Die Blickfangwerbung von "Tele2" ist in zweiter Instanz als irreführend verboten worden.

"Tele2" wegen irreführender Werbung verurteilt
© APA/BARBARA GINDL

Das Oberlandesgericht (OLG) Wien hat das Urteil des Handelsgerichts Wien gegen den Mobilfunkanbieter "Tele 2" bestätigt, wonach dessen Blickfangwerbung als irreführend verboten worden war. Auf die Auswirkungen einer Taktung 90/60 muss laut Urteil deutlich hingewiesen werden. Der Verein für Konsumenteninformation (VKI) hatte das Verfahren im Auftrag der AK geführt.

"Champion" beworben
"Tele2" bewarb seinen Tarif "Champion" mit blickfangartigen Werbesprüchen wie "Nur 1 Cent netz-intern" oder "Nur 8 Cent in alle Netze". Der Tarif wurde aber nach einer Taktung 90/60 abgerechnet, daher bekam der Konsument für die erste angefangene Gesprächsminute jedenfalls den Preis für 90 Sekunden in Rechnung gestellt und bezahlte erst für jede weitere angefangene Gesprächsminute den Minutenpreis.

Minutenpreis falsch
Der beworbene Minutenpreis traf laut Urteilsbegründung somit niemals zu, da selbst bei Kurztelefonaten mindestens eineinhalb bzw. zwölf Cent anfielen.

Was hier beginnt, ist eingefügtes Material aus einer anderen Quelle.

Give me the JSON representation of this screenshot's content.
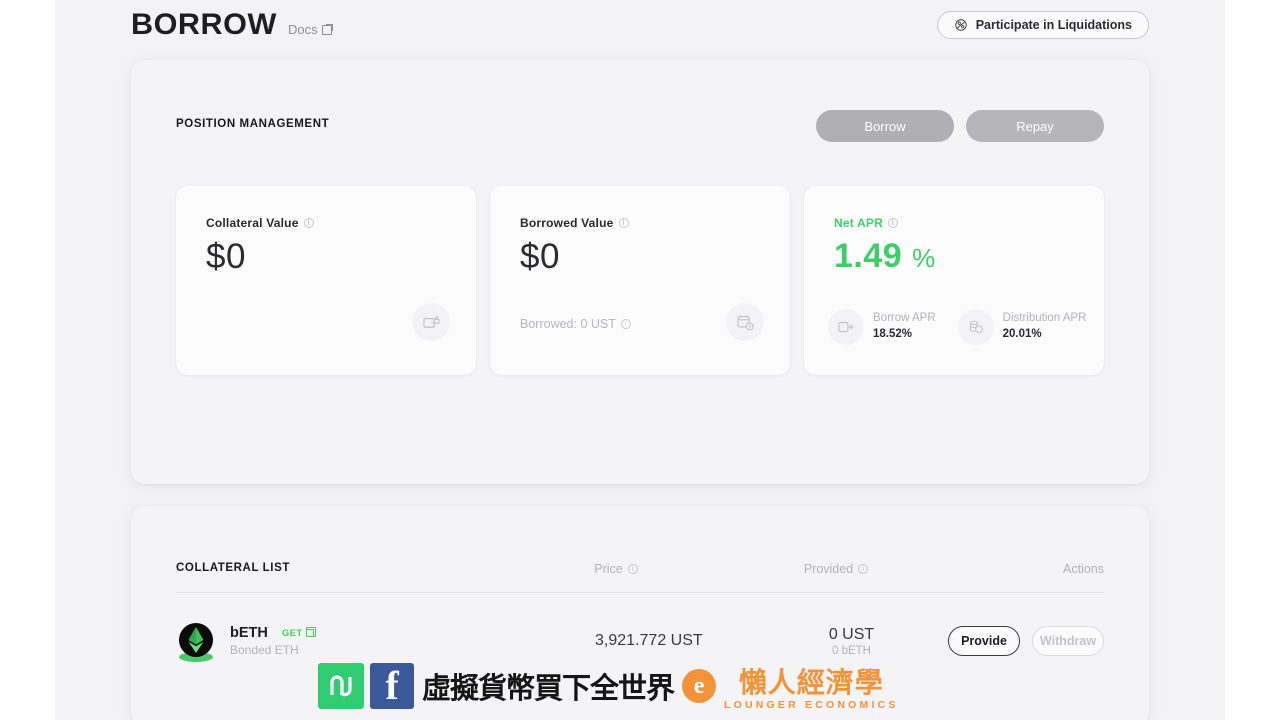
{
  "header": {
    "brand": "BORROW",
    "docs_label": "Docs",
    "docs_icon": "external-link-icon",
    "liquidations_button": "Participate in Liquidations",
    "liquidations_icon": "liquidation-icon"
  },
  "position_section": {
    "title": "POSITION MANAGEMENT",
    "tabs": [
      {
        "label": "Borrow",
        "active": true
      },
      {
        "label": "Repay",
        "active": false
      }
    ],
    "cards": [
      {
        "label": "Collateral Value",
        "info_icon": "info-icon",
        "value": "$0",
        "sub": "",
        "icon": "wallet-lock-icon"
      },
      {
        "label": "Borrowed Value",
        "info_icon": "info-icon",
        "value": "$0",
        "sub": "Borrowed: 0 UST",
        "icon": "calendar-clock-icon"
      },
      {
        "label": "Net APR",
        "info_icon": "info-icon",
        "value": "1.49",
        "unit": "%",
        "accent": "#3ece68",
        "metrics": [
          {
            "name": "Borrow APR",
            "value": "18.52%",
            "icon": "wallet-out-icon"
          },
          {
            "name": "Distribution APR",
            "value": "20.01%",
            "icon": "coins-stack-icon"
          }
        ]
      }
    ]
  },
  "collateral_section": {
    "title": "COLLATERAL LIST",
    "columns": {
      "price": "Price",
      "provided": "Provided",
      "actions": "Actions"
    },
    "rows": [
      {
        "symbol": "bETH",
        "get_label": "GET",
        "get_icon": "external-link-icon",
        "name": "Bonded ETH",
        "token_icon": "beth-token-icon",
        "price": "3,921.772 UST",
        "provided_main": "0 UST",
        "provided_sub": "0 bETH",
        "provide_label": "Provide",
        "withdraw_label": "Withdraw"
      }
    ]
  },
  "watermark": {
    "cn_text": "虛擬貨幣買下全世界",
    "brand_cn": "懶人經濟學",
    "brand_en": "LOUNGER ECONOMICS",
    "fb_glyph": "f",
    "orange_glyph": "e"
  }
}
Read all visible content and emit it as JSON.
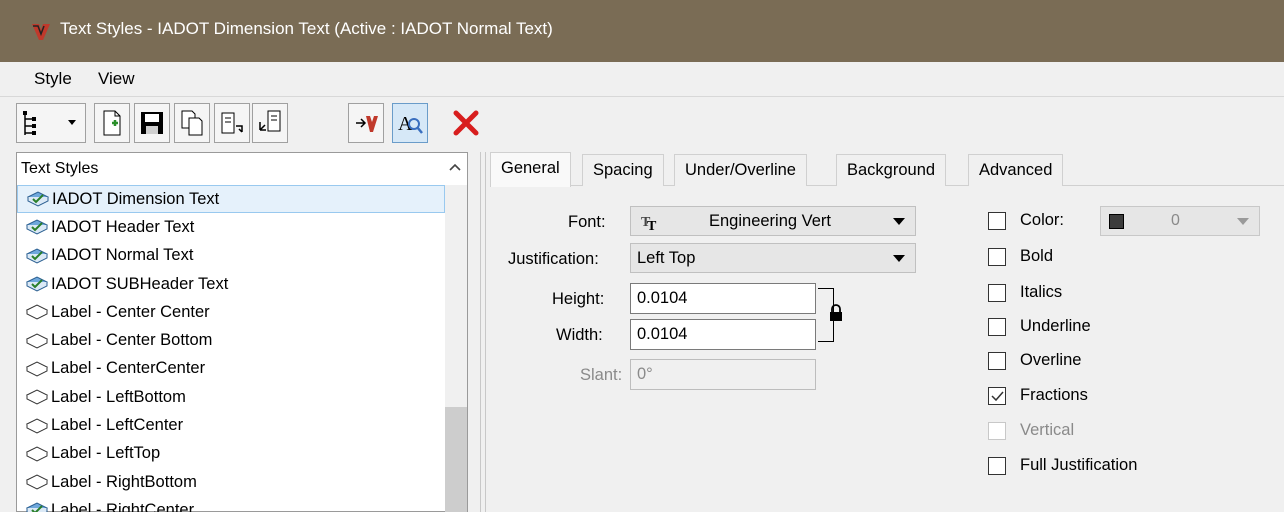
{
  "window": {
    "title": "Text Styles - IADOT Dimension Text (Active : IADOT Normal Text)"
  },
  "menu": [
    {
      "label": "Style"
    },
    {
      "label": "View"
    }
  ],
  "toolbar": {
    "buttons": [
      {
        "icon": "hierarchy-view-icon"
      },
      {
        "icon": "new-style-icon"
      },
      {
        "icon": "save-icon"
      },
      {
        "icon": "copy-style-icon"
      },
      {
        "icon": "export-icon"
      },
      {
        "icon": "import-icon"
      },
      {
        "icon": "activate-icon"
      },
      {
        "icon": "find-text-icon"
      },
      {
        "icon": "delete-icon"
      }
    ]
  },
  "list": {
    "header": "Text Styles",
    "items": [
      {
        "label": "IADOT Dimension Text",
        "type": "library"
      },
      {
        "label": "IADOT Header Text",
        "type": "library"
      },
      {
        "label": "IADOT Normal Text",
        "type": "library"
      },
      {
        "label": "IADOT SUBHeader Text",
        "type": "library"
      },
      {
        "label": "Label - Center  Center",
        "type": "local"
      },
      {
        "label": "Label - Center Bottom",
        "type": "local"
      },
      {
        "label": "Label - CenterCenter",
        "type": "local"
      },
      {
        "label": "Label - LeftBottom",
        "type": "local"
      },
      {
        "label": "Label - LeftCenter",
        "type": "local"
      },
      {
        "label": "Label - LeftTop",
        "type": "local"
      },
      {
        "label": "Label - RightBottom",
        "type": "local"
      },
      {
        "label": "Label - RightCenter",
        "type": "library"
      }
    ]
  },
  "tabs": [
    {
      "label": "General"
    },
    {
      "label": "Spacing"
    },
    {
      "label": "Under/Overline"
    },
    {
      "label": "Background"
    },
    {
      "label": "Advanced"
    }
  ],
  "general": {
    "font_label": "Font:",
    "font_value": "Engineering Vert",
    "justification_label": "Justification:",
    "justification_value": "Left Top",
    "height_label": "Height:",
    "height_value": "0.0104",
    "width_label": "Width:",
    "width_value": "0.0104",
    "slant_label": "Slant:",
    "slant_value": "0°"
  },
  "options": {
    "color_label": "Color:",
    "color_value": "0",
    "color_hex": "#3c3c3c",
    "bold": "Bold",
    "italics": "Italics",
    "underline": "Underline",
    "overline": "Overline",
    "fractions": "Fractions",
    "vertical": "Vertical",
    "full_justification": "Full Justification"
  },
  "colors": {
    "titlebar": "#7a6c55",
    "selected_row": "#e5f1fb",
    "delete_red": "#d81e1e"
  }
}
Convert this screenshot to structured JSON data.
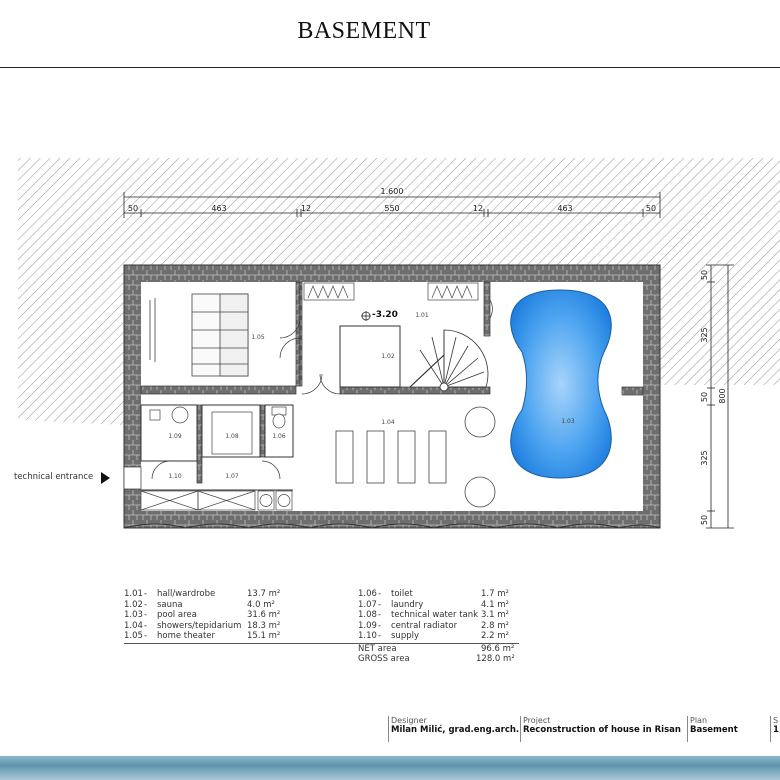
{
  "page_title": "BASEMENT",
  "dimensions": {
    "overall_width": "1.600",
    "segments": [
      "50",
      "463",
      "12",
      "550",
      "12",
      "463",
      "50"
    ],
    "side_segments": [
      "50",
      "325",
      "50",
      "325",
      "50"
    ],
    "overall_height": "800"
  },
  "level_mark": "-3.20",
  "rooms": {
    "r101": "1.01",
    "r102": "1.02",
    "r103": "1.03",
    "r104": "1.04",
    "r105": "1.05",
    "r106": "1.06",
    "r107": "1.07",
    "r108": "1.08",
    "r109": "1.09",
    "r110": "1.10"
  },
  "entrance_label": "technical entrance",
  "legend_left": [
    {
      "code": "1.01",
      "name": "hall/wardrobe",
      "area": "13.7 m²"
    },
    {
      "code": "1.02",
      "name": "sauna",
      "area": "4.0 m²"
    },
    {
      "code": "1.03",
      "name": "pool area",
      "area": "31.6 m²"
    },
    {
      "code": "1.04",
      "name": "showers/tepidarium",
      "area": "18.3 m²"
    },
    {
      "code": "1.05",
      "name": "home theater",
      "area": "15.1 m²"
    }
  ],
  "legend_right": [
    {
      "code": "1.06",
      "name": "toilet",
      "area": "1.7 m²"
    },
    {
      "code": "1.07",
      "name": "laundry",
      "area": "4.1 m²"
    },
    {
      "code": "1.08",
      "name": "technical water tank",
      "area": "3.1 m²"
    },
    {
      "code": "1.09",
      "name": "central radiator",
      "area": "2.8 m²"
    },
    {
      "code": "1.10",
      "name": "supply",
      "area": "2.2 m²"
    }
  ],
  "totals": [
    {
      "label": "NET area",
      "value": "96.6 m²"
    },
    {
      "label": "GROSS area",
      "value": "128.0 m²"
    }
  ],
  "title_block": {
    "designer_label": "Designer",
    "designer": "Milan Milić, grad.eng.arch.",
    "project_label": "Project",
    "project": "Reconstruction of house in Risan",
    "plan_label": "Plan",
    "plan": "Basement",
    "scale_label": "S",
    "scale": "1"
  },
  "colors": {
    "pool": "#2f8fe6",
    "wall": "#5a5a5a",
    "footer": "#6ea3ba"
  }
}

In der Werbung wurde dieser Umstand allerdings nicht erwähnt. "Lediglich in den Tiefen der Tele2-Website bzw. im Kleingedruckten wurde auf die Taktung 90/60 hingewiesen", hieß es im Urteil.

Taktung gut sichtbar
Laut dem Berufungsgericht muss detailliert und gut sichtbar auf die Taktung hingewiesen werden - und zwar direkt in Zusammenhang mit der Werbeaussage. Nur so könne der Verbraucher sich bei seiner Kaufentscheidung darüber im Klaren sein. Der inzwischen geänderte Text auf der "Tele2"-Homepage "Mindestverrechnung 90 Sekunden, danach jeweils 60 Sekunden" genügt laut OLG nicht.

"Tele2" reagiert
Der Festnetz- und Internetanbieter betont, dass sich das Urteil auf den bereits seit langem abgegebenen Mobilfunkbereich bezog und auf das Jahr 2006 zurück geht. Die vom Oberlandesgericht kritisierte Taktung gebe es ohnehin im Tele2-Festnetzangebot nicht, so das Unternehmen.